The pandemic did not hinder the efforts toward ending human trafficking in the Solomon Islands. In fact, the Anti-Human Trafficking Advisory Committee (AHTAC), consisting of government agencies and citizens, met frequently despite the challenges that the pandemic presented.
Prime Minister Manasseh Sogavare raised concern about human trafficking in a national address. Sogavare was concerned with trafficking in the fishing sector and announced that his government, along with international organizations, would be working on creating policies that aimed to erase sexual exploitation and modern slavery on fishing vessels operating in the Solomon Islands’ waters. According to an international organization, this address was the first time many Solomon Island citizens heard the term “human trafficking.” In the address, Sogavare also announced the completion of the National Security Strategy and National Border Strategy, which focused on migration, transnational crime, labor, trade, employment and investment, and their relationship to trafficking.
The Department of Immigration (DOI), together with the Solomon Islands Forestry Association, conducts campaigns to raise awareness about human trafficking near logging and mining sites. The campaigns focus on the consequences for those involved in human trafficking and the country’s trafficking laws.
Progress in Protection
Over the course of the pandemic, law enforcement individuals are still receiving training on victim identification and support. In 2018, authorities identified 39 potential trafficking victims and five in 2019 compared with four identified victims in 2020. One of the four victims was a foreigner living in the Solomon Islands and the other three were Solomon Islands citizens that were out of the country. Although internal sex trafficking is reportedly common, authorities did not identify any cases of sex trafficking.

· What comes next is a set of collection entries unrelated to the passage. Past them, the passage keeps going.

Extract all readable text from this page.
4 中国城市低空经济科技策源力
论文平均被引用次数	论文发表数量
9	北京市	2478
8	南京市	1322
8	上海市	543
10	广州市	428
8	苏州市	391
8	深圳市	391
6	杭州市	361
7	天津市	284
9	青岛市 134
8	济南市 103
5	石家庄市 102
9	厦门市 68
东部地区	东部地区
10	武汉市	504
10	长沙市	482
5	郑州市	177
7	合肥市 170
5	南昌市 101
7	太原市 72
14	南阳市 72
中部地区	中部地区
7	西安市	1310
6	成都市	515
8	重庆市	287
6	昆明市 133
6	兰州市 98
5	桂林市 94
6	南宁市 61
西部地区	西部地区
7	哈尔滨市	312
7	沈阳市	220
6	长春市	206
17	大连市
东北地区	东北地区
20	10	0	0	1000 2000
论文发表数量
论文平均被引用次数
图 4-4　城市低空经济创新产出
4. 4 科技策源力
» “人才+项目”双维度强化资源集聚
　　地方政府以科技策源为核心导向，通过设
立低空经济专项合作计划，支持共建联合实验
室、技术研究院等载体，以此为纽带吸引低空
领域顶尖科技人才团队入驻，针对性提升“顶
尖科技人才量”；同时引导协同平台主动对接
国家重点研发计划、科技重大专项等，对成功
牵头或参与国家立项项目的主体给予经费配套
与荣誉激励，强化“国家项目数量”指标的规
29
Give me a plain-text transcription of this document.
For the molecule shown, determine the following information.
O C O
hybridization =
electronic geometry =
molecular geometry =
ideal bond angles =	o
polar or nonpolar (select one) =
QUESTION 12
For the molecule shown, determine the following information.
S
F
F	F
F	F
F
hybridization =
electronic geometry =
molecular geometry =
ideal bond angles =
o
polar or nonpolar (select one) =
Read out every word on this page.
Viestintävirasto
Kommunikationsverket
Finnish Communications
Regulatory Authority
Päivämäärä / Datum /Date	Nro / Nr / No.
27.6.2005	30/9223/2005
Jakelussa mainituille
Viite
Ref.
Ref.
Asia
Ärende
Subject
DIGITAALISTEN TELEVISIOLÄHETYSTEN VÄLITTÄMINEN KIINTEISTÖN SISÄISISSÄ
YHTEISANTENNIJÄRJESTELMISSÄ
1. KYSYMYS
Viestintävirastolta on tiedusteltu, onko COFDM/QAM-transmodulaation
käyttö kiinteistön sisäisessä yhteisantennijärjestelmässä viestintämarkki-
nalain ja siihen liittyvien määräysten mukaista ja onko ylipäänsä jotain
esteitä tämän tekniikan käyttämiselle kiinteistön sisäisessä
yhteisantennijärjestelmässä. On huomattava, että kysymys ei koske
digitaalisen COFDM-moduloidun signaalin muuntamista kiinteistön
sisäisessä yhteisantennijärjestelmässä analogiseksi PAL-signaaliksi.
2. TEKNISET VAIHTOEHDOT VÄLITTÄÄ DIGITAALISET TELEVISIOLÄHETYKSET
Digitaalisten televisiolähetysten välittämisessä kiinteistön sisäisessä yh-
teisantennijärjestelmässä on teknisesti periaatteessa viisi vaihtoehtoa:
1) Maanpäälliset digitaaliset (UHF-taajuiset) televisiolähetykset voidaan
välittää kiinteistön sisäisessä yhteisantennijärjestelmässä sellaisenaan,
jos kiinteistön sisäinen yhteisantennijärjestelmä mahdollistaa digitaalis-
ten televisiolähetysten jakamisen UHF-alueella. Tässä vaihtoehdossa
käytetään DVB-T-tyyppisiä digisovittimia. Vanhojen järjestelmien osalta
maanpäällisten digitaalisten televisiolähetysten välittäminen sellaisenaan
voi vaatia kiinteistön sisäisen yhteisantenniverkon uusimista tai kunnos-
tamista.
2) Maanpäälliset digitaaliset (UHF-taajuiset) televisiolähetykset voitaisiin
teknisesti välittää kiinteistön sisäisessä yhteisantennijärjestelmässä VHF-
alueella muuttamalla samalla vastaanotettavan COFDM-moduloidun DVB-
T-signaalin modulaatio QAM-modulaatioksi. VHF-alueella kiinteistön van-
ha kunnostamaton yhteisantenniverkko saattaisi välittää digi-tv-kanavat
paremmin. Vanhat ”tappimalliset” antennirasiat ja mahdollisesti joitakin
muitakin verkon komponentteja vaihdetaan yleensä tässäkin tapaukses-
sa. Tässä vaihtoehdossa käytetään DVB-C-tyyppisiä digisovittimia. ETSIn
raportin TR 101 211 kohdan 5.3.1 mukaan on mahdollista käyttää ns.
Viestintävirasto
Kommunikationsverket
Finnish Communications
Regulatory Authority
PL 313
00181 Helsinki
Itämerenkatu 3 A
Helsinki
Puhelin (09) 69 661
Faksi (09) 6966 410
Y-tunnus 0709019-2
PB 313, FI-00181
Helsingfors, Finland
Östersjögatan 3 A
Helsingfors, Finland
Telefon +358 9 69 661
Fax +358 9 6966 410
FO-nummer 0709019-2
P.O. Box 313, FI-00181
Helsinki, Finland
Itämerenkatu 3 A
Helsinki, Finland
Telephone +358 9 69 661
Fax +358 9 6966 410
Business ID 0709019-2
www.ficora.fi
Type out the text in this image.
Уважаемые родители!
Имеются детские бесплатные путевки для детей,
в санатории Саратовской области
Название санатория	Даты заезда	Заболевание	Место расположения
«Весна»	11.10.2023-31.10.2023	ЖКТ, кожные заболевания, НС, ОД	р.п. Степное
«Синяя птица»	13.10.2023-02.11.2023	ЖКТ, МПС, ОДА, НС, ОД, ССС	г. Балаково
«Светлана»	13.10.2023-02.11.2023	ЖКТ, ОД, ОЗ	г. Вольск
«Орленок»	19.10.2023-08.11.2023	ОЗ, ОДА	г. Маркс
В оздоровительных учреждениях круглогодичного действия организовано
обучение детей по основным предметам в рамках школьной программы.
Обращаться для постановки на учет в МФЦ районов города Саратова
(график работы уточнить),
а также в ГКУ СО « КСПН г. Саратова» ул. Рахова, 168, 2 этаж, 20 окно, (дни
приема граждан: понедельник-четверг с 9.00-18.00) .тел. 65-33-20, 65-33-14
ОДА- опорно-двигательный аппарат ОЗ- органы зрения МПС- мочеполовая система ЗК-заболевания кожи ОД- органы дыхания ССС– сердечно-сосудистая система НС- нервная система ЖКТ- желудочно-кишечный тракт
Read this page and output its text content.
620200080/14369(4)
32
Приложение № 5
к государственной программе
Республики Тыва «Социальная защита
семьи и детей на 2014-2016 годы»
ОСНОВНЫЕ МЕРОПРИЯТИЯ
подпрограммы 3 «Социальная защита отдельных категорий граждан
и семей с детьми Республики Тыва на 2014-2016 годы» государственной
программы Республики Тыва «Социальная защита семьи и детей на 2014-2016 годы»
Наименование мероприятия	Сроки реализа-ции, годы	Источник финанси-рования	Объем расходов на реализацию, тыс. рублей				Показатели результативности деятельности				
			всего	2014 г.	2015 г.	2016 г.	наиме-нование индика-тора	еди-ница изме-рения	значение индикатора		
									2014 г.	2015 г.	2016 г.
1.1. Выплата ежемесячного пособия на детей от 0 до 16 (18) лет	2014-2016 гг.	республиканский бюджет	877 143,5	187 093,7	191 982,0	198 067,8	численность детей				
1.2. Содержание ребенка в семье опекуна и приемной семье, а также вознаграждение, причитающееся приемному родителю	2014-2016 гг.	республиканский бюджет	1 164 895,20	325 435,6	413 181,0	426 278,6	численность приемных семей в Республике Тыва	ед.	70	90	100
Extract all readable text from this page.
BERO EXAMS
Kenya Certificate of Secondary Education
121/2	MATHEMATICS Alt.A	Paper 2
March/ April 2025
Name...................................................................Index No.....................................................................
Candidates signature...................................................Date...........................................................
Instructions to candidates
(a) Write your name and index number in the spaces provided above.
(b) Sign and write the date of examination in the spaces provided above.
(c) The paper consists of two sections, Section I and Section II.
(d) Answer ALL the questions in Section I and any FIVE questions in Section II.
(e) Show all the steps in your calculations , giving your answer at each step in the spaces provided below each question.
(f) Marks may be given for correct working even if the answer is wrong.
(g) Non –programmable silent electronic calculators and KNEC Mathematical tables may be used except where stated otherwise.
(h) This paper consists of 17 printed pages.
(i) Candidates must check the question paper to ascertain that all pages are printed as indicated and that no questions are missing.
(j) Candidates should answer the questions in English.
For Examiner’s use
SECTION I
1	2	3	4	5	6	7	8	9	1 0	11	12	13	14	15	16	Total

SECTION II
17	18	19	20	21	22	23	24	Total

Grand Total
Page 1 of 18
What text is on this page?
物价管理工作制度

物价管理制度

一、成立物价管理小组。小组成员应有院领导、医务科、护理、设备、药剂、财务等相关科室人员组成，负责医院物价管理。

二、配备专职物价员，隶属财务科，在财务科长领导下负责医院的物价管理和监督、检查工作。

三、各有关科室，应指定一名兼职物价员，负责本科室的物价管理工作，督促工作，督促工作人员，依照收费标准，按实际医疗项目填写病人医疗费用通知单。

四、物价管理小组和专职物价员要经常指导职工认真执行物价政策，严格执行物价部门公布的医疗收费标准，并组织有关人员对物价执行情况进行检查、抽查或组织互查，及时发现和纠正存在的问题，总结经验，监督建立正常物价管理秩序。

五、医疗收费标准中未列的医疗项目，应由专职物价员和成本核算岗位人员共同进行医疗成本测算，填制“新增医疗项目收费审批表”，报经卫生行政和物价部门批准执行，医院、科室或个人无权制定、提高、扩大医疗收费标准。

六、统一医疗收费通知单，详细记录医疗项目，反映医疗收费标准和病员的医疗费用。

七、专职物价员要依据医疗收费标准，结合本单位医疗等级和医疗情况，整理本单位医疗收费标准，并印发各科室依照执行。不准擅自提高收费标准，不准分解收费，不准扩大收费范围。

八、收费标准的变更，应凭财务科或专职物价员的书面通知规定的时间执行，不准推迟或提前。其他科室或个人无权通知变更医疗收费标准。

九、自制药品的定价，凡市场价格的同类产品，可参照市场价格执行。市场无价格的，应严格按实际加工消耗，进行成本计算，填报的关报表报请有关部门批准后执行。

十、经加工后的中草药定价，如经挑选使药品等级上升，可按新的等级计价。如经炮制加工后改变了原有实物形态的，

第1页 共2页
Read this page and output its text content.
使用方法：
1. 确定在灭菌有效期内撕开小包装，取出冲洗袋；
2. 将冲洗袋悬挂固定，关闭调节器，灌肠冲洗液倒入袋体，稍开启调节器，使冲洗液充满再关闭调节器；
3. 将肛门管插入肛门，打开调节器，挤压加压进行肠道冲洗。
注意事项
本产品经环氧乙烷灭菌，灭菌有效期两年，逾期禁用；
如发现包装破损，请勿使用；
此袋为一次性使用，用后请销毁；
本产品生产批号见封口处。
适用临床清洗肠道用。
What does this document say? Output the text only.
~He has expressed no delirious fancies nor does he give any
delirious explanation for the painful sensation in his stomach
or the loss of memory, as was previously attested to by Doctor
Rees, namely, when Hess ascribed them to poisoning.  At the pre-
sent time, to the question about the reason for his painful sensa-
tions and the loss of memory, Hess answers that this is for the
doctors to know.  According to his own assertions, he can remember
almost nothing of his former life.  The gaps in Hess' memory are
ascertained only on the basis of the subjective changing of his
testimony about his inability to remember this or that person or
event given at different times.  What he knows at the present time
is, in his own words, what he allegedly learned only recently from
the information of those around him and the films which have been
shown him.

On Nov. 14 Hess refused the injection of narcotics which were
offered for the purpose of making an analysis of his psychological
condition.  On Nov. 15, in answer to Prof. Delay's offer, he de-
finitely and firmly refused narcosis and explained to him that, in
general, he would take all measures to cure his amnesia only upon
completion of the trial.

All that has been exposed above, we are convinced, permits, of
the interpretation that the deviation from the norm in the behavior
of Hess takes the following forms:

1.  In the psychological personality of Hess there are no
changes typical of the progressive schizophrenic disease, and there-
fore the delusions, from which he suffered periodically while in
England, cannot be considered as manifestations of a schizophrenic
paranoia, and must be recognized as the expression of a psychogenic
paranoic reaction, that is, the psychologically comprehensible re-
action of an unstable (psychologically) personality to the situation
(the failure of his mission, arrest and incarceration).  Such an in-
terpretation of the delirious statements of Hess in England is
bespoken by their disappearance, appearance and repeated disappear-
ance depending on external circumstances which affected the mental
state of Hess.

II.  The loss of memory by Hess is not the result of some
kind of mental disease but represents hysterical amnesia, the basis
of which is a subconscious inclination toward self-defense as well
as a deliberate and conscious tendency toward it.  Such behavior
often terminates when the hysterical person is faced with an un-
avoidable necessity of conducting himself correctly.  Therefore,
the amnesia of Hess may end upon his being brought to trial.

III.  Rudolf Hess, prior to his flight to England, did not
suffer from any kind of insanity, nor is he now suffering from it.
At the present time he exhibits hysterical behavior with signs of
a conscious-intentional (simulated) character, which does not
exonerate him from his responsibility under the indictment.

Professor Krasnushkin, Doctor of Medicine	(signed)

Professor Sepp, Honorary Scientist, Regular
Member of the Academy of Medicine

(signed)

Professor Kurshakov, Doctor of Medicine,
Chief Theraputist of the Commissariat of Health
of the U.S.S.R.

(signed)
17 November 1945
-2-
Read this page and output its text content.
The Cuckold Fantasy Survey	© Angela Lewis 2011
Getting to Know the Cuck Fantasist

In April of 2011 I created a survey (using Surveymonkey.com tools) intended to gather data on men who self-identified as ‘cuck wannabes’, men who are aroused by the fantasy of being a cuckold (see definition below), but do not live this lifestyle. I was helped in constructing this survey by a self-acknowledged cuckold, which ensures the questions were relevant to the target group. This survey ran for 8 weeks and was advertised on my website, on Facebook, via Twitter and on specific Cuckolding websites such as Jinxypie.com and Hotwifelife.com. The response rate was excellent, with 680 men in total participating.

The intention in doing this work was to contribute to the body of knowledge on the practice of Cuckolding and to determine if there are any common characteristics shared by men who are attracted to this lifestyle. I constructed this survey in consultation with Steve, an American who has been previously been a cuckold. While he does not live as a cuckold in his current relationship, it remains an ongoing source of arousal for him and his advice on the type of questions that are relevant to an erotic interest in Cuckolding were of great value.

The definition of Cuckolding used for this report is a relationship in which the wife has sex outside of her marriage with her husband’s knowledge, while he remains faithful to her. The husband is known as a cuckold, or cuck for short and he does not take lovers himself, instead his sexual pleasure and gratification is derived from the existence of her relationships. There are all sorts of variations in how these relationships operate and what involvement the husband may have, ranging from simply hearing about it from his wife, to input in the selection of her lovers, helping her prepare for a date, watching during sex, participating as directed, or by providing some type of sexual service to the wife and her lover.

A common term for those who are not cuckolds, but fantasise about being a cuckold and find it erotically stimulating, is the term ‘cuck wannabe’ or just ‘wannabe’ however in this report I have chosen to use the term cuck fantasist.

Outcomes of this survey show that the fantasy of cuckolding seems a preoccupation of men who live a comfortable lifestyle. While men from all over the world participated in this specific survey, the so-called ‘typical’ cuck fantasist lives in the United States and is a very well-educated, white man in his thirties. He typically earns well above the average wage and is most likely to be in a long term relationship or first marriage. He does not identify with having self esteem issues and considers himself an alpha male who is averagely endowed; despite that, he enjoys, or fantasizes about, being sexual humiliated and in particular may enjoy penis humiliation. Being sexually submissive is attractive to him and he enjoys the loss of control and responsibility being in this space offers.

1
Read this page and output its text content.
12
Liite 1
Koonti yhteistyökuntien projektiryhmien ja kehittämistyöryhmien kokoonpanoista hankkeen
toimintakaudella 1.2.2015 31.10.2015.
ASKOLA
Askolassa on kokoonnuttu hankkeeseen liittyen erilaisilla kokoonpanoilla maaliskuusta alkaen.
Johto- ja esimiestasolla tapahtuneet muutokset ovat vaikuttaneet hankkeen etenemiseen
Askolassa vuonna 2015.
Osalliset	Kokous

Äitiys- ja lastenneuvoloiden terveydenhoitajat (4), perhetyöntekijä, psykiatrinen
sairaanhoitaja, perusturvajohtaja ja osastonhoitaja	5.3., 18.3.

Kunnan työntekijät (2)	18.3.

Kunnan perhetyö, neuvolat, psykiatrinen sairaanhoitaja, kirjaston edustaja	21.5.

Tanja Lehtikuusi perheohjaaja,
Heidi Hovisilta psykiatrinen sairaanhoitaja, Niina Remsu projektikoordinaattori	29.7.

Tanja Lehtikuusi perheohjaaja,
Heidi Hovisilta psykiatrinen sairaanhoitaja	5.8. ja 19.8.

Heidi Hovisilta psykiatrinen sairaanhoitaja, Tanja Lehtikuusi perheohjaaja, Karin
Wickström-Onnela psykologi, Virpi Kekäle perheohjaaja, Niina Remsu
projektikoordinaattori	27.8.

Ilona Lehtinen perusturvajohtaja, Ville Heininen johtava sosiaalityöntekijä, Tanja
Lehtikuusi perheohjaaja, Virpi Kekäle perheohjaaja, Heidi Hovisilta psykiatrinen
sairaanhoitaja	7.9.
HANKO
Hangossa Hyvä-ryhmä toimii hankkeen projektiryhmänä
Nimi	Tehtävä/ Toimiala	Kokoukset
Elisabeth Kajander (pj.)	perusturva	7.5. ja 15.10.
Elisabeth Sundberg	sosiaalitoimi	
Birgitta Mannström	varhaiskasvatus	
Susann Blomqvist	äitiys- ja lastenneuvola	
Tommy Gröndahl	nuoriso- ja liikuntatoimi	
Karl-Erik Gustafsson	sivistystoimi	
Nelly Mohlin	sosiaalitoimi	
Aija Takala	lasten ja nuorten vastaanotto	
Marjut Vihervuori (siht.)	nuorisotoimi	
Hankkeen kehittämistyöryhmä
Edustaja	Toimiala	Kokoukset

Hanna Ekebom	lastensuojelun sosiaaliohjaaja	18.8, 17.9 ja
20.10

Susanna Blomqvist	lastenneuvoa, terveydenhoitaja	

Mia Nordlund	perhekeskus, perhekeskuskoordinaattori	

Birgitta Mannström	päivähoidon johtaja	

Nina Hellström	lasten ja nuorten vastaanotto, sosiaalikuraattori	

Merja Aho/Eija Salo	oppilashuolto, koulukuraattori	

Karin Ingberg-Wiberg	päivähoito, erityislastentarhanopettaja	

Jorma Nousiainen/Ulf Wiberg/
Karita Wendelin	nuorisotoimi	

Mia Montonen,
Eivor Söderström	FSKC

In 2019, the Solomon Islands government gave $50,000 of its yearly budget to human trafficking victim care and shelter services. Despite problems and restraints caused by the pandemic, the government was still able to give $49,130 towards victim care, protection, investigation efforts and public education about human trafficking in the Solomon Islands in 2020.
The Royal Solomon Islands Police chose the capital, Honiara, as the site for a domestic violence shelter that provides aid to women and children that were sex trafficking victims. However, the government failed to provide support for adult male victims or victims of labor trafficking. Due to the location of the shelter, the protection services are difficult to access because most trafficking victims come from the provinces. The deficiencies in protection services for victims of human trafficking in the Solomon Islands likely led to fewer victims coming forward, and therefore, fewer prosecutions.
In recent years, the Solomon Islands government has worked to bring an end to human trafficking within its borders. Although work still needs to occur, policies and programs are in place to bring the country closer to eliminating human trafficking.